Task Manager Monitoring

Task Manager has an internal monitoring mechanism in which keeps track of a variety of metrics which are exposed via a health api endpoint and Kibana Server Log debug messaging.

Exposed Metrics

There are three different sections to the stats returned by the health api.

configuration: Summarizes Task Manager's current configuration.
workload: Summarizes the workload in the current deployment.
runtime: Tracks Task Manager's performance.

Configuring the Stats

There are four new configurations:

xpack.task_manager.monitored_stats_required_freshness - The required freshness of critical "Hot" stats, which means that if key stats (last polling cycle time, for example) haven't been refreshed within the specified duration, the _health endpoint and service will report an Error status. By default this is inferred from the configured poll_interval and is set to poll_interval plus a 1s buffer.
xpack.task_manager.monitored_aggregated_stats_refresh_rate - Dictates how often we refresh the "Cold" metrics. These metrics require an aggregation against Elasticsearch and add load to the system, hence we want to limit how often we execute these. We also inffer the required freshness of these "Cold" metrics from this configuration, which means that if these stats have not been updated within the required duration then the _health endpoint and service will report an Error status. This covers the entire workload section of the stats. By default this is configured to 60s, and as a result the required freshness defaults to 61s (refresh plus a 1s buffer).
xpack.task_manager.monitored_stats_running_average_window- Dictates the size of the window used to calculate the running average of various "Hot" stats, such as the time it takes to run a task, the drift that tasks experience etc. These stats are collected throughout the lifecycle of tasks and this window will dictate how large the queue we keep in memory would be, and how many values we need to calculate the average against. We do not calculate the average on every new value, but rather only when the time comes to summarize the stats before logging them or returning them to the API endpoint.
xpack.task_manager.monitored_task_execution_thresholds- Configures the threshold of failed task executions at which point the warn or error health status will be set either at a default level or a custom level for specific task types. This will allow you to mark the health as error when any task type failes 90% of the time, but set it to error at 50% of the time for task types that you consider critical. This value can be set to any number between 0 to 100, and a threshold is hit when the value exceeds this number. This means that you can avoid setting the status to error by setting the threshold at 100, or hit error the moment any task failes by setting the threshold to 0 (as it will exceed 0 once a single failer occurs).
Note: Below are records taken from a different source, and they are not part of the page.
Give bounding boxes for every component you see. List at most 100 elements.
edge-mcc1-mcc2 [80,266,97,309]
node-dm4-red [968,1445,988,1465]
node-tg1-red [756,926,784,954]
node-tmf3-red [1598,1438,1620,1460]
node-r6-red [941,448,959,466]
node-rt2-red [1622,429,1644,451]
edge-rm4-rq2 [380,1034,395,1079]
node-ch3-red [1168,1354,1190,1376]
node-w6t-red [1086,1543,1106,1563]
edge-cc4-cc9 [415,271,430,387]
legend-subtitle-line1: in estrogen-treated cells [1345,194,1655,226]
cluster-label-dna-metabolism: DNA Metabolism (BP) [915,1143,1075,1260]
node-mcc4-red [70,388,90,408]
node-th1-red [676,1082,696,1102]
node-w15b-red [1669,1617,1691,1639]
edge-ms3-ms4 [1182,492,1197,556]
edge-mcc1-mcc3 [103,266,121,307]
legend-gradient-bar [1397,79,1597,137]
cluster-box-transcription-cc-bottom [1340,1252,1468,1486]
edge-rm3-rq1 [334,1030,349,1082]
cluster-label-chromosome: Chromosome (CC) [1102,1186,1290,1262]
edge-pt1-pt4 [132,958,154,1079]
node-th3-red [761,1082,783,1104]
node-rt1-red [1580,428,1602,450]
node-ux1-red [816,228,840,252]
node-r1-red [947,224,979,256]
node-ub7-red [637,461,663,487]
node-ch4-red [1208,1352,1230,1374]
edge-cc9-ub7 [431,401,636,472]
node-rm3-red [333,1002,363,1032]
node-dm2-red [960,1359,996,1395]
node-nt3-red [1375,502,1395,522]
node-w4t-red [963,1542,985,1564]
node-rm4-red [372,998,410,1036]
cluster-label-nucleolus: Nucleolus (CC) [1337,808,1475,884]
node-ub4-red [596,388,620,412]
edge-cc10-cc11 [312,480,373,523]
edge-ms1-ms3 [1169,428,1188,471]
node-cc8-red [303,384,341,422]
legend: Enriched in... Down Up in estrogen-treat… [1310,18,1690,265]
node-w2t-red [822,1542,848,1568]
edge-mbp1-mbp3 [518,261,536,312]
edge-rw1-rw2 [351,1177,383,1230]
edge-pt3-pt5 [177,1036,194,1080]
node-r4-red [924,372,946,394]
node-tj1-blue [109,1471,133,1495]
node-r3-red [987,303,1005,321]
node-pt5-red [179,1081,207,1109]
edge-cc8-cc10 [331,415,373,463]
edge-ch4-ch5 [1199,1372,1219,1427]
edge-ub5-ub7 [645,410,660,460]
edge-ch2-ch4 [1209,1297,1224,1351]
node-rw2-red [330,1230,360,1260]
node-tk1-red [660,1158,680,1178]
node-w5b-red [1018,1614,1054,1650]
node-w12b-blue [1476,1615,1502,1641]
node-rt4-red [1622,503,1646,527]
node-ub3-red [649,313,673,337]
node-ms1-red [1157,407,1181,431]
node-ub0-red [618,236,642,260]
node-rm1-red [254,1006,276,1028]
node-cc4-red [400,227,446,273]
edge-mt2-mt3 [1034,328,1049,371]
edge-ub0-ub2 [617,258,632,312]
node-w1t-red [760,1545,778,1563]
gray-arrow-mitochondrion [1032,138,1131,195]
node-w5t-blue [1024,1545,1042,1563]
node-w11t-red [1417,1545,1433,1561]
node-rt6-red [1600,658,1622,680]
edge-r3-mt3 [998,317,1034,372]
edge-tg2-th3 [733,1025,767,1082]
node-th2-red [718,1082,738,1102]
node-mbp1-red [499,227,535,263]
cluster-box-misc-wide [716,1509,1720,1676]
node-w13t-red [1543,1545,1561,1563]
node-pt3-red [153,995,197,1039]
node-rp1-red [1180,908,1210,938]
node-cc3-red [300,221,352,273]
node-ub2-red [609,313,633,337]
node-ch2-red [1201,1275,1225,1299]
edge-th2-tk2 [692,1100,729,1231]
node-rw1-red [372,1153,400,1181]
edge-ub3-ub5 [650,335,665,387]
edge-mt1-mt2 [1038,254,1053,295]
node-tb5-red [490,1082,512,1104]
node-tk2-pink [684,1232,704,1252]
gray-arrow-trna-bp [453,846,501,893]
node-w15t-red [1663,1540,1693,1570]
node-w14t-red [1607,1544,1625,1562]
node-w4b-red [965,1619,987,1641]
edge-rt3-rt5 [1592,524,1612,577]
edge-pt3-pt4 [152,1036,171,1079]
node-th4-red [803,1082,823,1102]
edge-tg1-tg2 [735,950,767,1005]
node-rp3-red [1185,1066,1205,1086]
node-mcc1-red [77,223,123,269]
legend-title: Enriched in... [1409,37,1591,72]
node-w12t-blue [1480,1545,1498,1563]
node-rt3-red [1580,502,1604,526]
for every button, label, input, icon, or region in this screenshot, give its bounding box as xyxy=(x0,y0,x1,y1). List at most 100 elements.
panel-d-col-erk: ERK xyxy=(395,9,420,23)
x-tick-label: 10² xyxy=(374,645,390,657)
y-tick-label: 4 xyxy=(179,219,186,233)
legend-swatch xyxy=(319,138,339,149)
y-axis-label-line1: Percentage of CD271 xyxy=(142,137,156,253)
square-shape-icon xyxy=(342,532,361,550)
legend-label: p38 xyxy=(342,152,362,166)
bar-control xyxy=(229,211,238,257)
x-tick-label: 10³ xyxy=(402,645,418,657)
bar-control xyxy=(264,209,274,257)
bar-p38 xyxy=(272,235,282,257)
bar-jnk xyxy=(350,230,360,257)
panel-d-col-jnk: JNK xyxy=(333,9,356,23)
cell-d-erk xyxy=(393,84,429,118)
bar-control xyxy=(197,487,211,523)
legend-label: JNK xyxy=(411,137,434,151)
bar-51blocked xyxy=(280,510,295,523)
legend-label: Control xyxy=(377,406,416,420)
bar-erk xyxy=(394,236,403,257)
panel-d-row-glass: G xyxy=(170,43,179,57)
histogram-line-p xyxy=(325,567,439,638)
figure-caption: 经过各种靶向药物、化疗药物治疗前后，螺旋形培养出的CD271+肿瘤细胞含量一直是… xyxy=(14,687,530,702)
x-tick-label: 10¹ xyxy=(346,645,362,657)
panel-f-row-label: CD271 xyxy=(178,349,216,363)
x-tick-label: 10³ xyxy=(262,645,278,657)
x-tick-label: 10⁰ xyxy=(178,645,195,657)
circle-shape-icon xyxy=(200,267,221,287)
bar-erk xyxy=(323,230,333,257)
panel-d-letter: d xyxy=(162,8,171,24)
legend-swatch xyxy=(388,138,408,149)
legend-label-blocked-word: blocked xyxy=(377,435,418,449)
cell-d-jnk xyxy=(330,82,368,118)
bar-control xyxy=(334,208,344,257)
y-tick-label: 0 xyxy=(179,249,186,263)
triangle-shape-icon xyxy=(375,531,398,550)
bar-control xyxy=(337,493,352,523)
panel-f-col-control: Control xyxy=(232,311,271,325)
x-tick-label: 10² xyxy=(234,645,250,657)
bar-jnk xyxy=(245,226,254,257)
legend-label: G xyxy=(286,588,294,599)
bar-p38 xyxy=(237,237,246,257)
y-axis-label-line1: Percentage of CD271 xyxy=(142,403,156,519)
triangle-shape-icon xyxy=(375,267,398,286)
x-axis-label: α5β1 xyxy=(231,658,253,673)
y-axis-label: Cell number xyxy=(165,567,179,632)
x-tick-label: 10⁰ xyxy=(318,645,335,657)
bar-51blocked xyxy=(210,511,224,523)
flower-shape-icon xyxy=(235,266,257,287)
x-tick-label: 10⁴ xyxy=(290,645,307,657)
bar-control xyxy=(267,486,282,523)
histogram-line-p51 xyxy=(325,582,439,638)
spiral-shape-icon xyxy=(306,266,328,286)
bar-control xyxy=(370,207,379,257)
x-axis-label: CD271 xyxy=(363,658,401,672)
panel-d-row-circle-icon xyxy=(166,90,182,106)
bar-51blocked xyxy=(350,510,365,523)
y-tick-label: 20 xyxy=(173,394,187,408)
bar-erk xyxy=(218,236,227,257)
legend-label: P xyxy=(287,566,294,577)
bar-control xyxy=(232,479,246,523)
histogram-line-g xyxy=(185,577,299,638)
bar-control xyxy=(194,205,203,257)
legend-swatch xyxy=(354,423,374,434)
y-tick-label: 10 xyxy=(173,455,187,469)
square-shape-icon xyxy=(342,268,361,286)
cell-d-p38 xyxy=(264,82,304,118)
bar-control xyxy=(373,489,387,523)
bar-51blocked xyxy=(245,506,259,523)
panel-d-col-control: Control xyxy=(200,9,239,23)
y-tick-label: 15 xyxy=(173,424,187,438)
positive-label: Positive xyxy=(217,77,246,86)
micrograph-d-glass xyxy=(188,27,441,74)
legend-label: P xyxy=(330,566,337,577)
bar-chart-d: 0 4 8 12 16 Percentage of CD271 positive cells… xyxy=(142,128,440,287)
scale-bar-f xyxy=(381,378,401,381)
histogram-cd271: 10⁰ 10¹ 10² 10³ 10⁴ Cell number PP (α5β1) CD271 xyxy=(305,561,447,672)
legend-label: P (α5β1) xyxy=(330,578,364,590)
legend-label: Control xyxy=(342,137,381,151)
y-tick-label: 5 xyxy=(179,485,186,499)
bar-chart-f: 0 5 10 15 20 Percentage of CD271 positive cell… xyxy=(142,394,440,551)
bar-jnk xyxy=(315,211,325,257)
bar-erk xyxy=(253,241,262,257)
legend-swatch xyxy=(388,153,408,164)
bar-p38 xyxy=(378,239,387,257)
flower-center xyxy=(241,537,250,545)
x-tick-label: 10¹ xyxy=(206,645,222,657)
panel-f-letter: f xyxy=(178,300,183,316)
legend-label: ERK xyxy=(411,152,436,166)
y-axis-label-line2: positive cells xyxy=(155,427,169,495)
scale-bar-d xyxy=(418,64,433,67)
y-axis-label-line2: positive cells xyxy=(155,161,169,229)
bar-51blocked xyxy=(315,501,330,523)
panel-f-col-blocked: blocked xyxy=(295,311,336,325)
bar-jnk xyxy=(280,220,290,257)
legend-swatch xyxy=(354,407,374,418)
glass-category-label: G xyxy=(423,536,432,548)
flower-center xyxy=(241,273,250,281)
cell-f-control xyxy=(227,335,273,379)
For example, in your Kibana.yml:

xpack.task_manager.monitored_stats_required_freshness: 5000
xpack.task_manager.monitored_aggregated_stats_refresh_rate: 60000
xpack.task_manager.monitored_stats_running_average_window: 50
xpack.task_manager.monitored_task_execution_thresholds:
  default:
    error_threshold: 70
    warn_threshold: 50
  custom:
    "alerting:always-firing":
      error_threshold: 50
      warn_threshold: 0

Consuming Health Stats

Public Documentation: https://www.elastic.co/guide/en/kibana/master/task-manager-health-monitoring.html#task-manager-consuming-health-stats

Understanding the Exposed Stats

As mentioned above, the health api exposes three sections: configuration, workload and runtime. Each section has a timestamp and a status which indicates when the last update to this setion took place and whether the health of this section was evaluated as OK, Warning or Error.

The root has its own status which indicate the state of the system overall as infered from the status of the section. An Error status in any section will cause the whole system to display as Error. A Warning status in any section will cause the whole system to display as Warning. An OK status will only be displayed when all sections are marked as OK.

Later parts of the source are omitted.